Obfs4proxy aka. Lyrebird is a Go module. Go uses a runtime with significant memory overhead. Just referencing that library starts the Go runtime which eats memory without doing anything.
Hence I had to remove it. I had loved not doing that, but alas... That's how it is.
If your needs are HTTP-related, you may consider using Onion Browser, which now has a built-in Tor again which works on iOS 17 an onwards. (Since Apple finally provided a proxy interface for WKWebView
.)
@tladesignz So the only remaining solution would be porting Lyrebird to Swift?
Swift, Objective-C, C, Rust.
But not just porting it once. Follow along changes. Keep maintaining it.
Challenges:
Have it working in memory constrained environments with as-low-as-possible consumption and early releases on/or file backing (memory-mapped files).

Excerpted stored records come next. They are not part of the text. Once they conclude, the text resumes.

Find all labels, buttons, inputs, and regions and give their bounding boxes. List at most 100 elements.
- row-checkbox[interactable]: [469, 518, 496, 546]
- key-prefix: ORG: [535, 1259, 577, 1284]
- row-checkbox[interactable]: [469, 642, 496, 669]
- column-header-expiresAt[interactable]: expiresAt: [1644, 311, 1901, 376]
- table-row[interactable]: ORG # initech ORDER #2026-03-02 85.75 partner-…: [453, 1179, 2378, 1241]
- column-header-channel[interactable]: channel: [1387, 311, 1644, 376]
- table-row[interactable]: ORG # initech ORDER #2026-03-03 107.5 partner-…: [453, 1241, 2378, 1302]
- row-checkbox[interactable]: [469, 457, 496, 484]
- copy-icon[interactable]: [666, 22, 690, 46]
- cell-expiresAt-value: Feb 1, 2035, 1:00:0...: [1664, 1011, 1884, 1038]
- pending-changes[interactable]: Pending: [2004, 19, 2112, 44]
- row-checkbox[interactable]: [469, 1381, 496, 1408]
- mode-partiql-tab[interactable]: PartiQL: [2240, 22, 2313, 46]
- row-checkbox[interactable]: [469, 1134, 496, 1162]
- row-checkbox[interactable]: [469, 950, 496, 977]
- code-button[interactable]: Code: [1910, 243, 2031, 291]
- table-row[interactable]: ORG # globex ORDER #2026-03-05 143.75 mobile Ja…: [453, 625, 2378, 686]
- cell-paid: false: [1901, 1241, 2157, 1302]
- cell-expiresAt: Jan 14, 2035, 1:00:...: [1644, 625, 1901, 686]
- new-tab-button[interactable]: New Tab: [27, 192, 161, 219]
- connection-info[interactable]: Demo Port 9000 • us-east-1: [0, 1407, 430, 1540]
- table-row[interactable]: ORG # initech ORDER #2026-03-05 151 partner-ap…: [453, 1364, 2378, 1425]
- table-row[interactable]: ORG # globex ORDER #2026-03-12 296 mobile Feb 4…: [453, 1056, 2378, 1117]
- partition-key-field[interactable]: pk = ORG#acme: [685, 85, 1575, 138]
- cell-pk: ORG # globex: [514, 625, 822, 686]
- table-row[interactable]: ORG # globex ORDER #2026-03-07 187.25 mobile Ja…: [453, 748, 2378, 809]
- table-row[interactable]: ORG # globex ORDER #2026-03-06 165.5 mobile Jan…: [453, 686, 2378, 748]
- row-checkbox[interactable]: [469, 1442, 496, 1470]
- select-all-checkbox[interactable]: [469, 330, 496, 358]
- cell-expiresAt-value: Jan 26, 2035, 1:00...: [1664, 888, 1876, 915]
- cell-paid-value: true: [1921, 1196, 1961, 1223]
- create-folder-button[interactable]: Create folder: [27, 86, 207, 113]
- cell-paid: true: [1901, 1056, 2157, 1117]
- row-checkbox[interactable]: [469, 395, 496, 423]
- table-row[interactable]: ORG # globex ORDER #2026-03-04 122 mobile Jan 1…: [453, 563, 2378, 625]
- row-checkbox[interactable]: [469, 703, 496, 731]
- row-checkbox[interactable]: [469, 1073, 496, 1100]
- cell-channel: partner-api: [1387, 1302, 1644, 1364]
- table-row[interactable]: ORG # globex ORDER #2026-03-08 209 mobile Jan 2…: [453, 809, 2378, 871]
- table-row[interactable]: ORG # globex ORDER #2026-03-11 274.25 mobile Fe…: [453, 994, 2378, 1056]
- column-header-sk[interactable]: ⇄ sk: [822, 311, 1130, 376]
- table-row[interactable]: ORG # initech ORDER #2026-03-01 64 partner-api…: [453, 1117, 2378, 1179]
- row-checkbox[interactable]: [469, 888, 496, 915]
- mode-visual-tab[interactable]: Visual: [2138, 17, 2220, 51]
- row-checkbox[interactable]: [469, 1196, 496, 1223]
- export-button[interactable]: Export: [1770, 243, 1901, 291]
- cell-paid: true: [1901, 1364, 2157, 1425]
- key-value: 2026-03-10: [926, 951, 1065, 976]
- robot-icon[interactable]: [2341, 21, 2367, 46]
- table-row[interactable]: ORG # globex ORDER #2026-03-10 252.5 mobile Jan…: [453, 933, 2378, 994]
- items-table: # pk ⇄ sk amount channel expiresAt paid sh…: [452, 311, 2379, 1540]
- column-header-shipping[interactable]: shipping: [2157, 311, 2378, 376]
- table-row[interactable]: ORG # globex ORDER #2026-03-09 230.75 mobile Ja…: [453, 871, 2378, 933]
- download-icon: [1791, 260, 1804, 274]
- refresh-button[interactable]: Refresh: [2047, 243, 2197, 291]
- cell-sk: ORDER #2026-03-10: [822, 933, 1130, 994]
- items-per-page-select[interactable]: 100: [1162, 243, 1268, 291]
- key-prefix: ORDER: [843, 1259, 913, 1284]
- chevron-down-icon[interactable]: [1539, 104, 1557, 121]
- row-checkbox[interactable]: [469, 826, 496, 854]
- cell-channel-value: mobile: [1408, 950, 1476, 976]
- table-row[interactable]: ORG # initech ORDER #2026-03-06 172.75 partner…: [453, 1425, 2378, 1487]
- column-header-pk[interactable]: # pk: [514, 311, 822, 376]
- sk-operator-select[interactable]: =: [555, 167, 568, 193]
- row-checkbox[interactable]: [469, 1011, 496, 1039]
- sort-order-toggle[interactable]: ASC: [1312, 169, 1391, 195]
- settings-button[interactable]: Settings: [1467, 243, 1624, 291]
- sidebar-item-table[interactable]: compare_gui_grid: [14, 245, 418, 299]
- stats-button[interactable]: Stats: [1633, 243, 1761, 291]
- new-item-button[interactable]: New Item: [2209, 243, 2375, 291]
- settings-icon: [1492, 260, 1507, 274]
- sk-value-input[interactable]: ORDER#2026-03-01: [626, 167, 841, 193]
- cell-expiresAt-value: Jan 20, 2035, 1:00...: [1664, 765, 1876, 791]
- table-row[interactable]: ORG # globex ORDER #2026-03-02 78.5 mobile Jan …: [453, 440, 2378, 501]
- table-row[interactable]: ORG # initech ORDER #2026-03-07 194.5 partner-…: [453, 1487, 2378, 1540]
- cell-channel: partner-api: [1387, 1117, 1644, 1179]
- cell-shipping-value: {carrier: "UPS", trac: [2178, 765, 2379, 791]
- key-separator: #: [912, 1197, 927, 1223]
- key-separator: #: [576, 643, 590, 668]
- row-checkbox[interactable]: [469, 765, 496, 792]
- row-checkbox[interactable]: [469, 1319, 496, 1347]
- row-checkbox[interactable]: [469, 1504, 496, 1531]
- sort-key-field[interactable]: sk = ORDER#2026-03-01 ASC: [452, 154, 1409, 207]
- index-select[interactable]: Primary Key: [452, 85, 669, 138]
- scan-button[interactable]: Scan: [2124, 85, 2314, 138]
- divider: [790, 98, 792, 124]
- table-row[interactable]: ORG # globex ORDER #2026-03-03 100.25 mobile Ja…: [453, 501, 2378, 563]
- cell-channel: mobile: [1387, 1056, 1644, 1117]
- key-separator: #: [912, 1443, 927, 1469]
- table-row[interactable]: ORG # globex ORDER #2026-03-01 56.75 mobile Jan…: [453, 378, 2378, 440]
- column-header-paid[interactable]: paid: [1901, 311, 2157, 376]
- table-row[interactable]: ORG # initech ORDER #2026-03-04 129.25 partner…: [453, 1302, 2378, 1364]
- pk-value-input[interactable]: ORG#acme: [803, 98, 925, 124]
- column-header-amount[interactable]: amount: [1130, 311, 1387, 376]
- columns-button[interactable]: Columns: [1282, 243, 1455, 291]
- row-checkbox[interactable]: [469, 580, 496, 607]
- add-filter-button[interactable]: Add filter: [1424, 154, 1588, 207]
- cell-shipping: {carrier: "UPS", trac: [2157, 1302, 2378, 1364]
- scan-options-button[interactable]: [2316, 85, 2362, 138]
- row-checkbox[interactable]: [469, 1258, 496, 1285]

Not just port the original Lyrebird code, but also specifics of dependencies, e.g. the Go lib, which provides the TLS massaging. (Forgot the name now, but that's an important feature.)
Replicate all the other intrinsic little details which make the traffic appear innocuous and uniform to avoid fingerprinting.
If you like this challenge, you're happily invited! 🤗
In countries with DPI Tor blocking the app doesn't currently do anything. I have an older version installed on an iPhone 13 Pro and it seems to work just fine with obfs4 bridges. Removing features just because they don't work for everyone is, well,.. authoritarian :)
At least add an option to enable it in settings - could be off by default until the RAM usage is firmly under control.